The Aerospace Specialty Products That Tube Rocket! is a large tube finned rocket that includes a payload bay. Easy to build but at over 4 feet tall, it is hard to store. The kit includes spacers so you can use the shorter 29mm F motors. There is even an adapter so you can it fly on 24mm motors too.
The kit includes:
The instructions were exceptionally clear and concise and quite easy to follow. It assumes you have some rocket building knowledge and it is rated between beginner and intermediate.
ASP recommends that you use CA on the cut edges of all the tubes to help seal them from humidity and prevent swelling. I went ahead and did this and it seems to have worked well. Plus, it creates a hardened edge on the tube fins which may help in the event of a bumpy landing.
The motor mount construction is typical and with the addition of dual engine hooks, you should have no problem with motor retention. The Kevlar® portion of the shock cord assembly is mounted to the engine tube which makes for a very strong connection.
A light sanding on the outside of the tubes is also a good idea to ensure a good gluing surface. It is important that you take your time gluing on the tube fins. The first one is the most important. If it is crooked or out of alignment in any way, the rest of the tube fins will be askew.
I used a fair amount of white glue to attach my tube fins. Also, I added several layers of white flue fillets between where the tubes join each other not only for strength but for appearance as well.
The last step is to assemble the payload section and you are done. This rocket took me a total of 2 hours to assemble not counting drying time.
Note that a parachute is not included with this rocket. I added a Nomex® heat shield and a 24" rip stop nylon chute to complete my recovery system.
There are no decals included with this rocket. I had already sanded the body tubes with 220 grit paper to give the primer something to stick to. I used 2 coats of Krylon dark gray primer. It took almost 3/4 of a can to prime this thing due to its size.
Once the primer dried, I did a 600 grit wet sanding to smooth any rough spots. I then applied black and blue automotive metal flake paint which came out so well, I decided not to clear coat. The automotive paint is very strong and it resists peeling and chipping like some enamels.
Construction Rating: 5 out of 5
Although ASP says you can fly this bird on a D12-3, it just seemed that a rocket this big ought to have a bigger motor, so my first flight was on an AeroTech F50-4T SU motor with the spacer added in. It moved nicely off the pad to an altitude of about 650 feet with ejection right at apogee. This big rocket is easy to track in the sky!
Second flight was on a G104T-S. It was much quicker off the pad to at least 700 feet and ejection was close to apogee.
Final flight of the day was on a G64W-10 motor. This was easily the best flight of the day. The rocket shot quickly off the pad to at least 1000 feet. The delay was a bit long and ejection was well after apogee but the shock cord system held up!

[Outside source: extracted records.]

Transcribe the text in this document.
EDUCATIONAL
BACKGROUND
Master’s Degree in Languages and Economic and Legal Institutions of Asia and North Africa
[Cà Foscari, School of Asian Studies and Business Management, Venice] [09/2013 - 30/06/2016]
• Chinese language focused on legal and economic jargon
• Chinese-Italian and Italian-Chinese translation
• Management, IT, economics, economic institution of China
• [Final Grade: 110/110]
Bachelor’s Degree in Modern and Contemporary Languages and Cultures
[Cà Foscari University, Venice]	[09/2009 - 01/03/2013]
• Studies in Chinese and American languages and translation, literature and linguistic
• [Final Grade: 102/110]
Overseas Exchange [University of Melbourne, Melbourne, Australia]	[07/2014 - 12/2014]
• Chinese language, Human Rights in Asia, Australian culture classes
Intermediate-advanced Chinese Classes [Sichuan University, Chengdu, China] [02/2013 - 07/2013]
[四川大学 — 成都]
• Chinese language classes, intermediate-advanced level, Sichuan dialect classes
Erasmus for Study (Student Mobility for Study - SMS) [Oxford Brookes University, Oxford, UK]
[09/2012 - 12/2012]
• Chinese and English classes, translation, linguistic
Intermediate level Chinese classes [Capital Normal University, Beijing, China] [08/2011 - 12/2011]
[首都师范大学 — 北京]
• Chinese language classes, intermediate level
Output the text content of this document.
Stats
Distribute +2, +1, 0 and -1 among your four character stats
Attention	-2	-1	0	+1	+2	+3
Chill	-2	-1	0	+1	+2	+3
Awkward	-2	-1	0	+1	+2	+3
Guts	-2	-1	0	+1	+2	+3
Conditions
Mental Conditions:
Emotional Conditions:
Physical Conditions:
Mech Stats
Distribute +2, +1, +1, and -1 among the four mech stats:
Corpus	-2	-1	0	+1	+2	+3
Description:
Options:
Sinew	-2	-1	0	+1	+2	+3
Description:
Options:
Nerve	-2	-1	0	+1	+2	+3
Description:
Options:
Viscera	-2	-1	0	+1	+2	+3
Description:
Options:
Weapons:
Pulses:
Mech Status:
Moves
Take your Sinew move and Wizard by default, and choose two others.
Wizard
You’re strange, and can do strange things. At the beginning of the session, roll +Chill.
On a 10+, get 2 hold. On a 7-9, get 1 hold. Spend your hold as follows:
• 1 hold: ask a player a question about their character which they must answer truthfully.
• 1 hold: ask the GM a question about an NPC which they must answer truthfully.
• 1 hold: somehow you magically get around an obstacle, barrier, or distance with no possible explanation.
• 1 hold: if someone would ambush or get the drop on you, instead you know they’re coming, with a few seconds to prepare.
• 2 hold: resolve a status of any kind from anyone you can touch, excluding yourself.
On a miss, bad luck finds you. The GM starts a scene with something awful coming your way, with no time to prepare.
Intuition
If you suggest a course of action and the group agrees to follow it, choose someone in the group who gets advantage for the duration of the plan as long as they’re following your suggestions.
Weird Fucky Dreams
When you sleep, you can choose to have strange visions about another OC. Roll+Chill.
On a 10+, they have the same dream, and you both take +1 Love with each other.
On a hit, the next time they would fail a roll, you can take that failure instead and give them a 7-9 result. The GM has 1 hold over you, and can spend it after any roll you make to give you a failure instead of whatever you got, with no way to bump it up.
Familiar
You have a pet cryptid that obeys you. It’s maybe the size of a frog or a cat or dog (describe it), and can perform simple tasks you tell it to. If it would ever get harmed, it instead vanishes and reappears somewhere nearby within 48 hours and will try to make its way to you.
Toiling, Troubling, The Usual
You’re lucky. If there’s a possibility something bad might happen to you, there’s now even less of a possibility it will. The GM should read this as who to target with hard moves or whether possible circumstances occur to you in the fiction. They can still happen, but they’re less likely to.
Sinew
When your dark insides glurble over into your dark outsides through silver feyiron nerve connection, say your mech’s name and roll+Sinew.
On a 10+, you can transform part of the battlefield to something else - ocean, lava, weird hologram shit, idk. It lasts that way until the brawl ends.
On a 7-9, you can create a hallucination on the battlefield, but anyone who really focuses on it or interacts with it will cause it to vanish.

The 24" parachute I provided was a perfect match for this rocket. It did not drift much and all landings caused no damage whatsoever to the rocket or its sturdy tube fins.
Flight Rating: 5 out of 5
This is a great big rocket that has excellent flying characteristics and it really calls attention to itself. It's a joy to watch from liftoff to touchdown. According to the ASP website, a 3 x 24mm cluster version is coming soon. I might just need another one!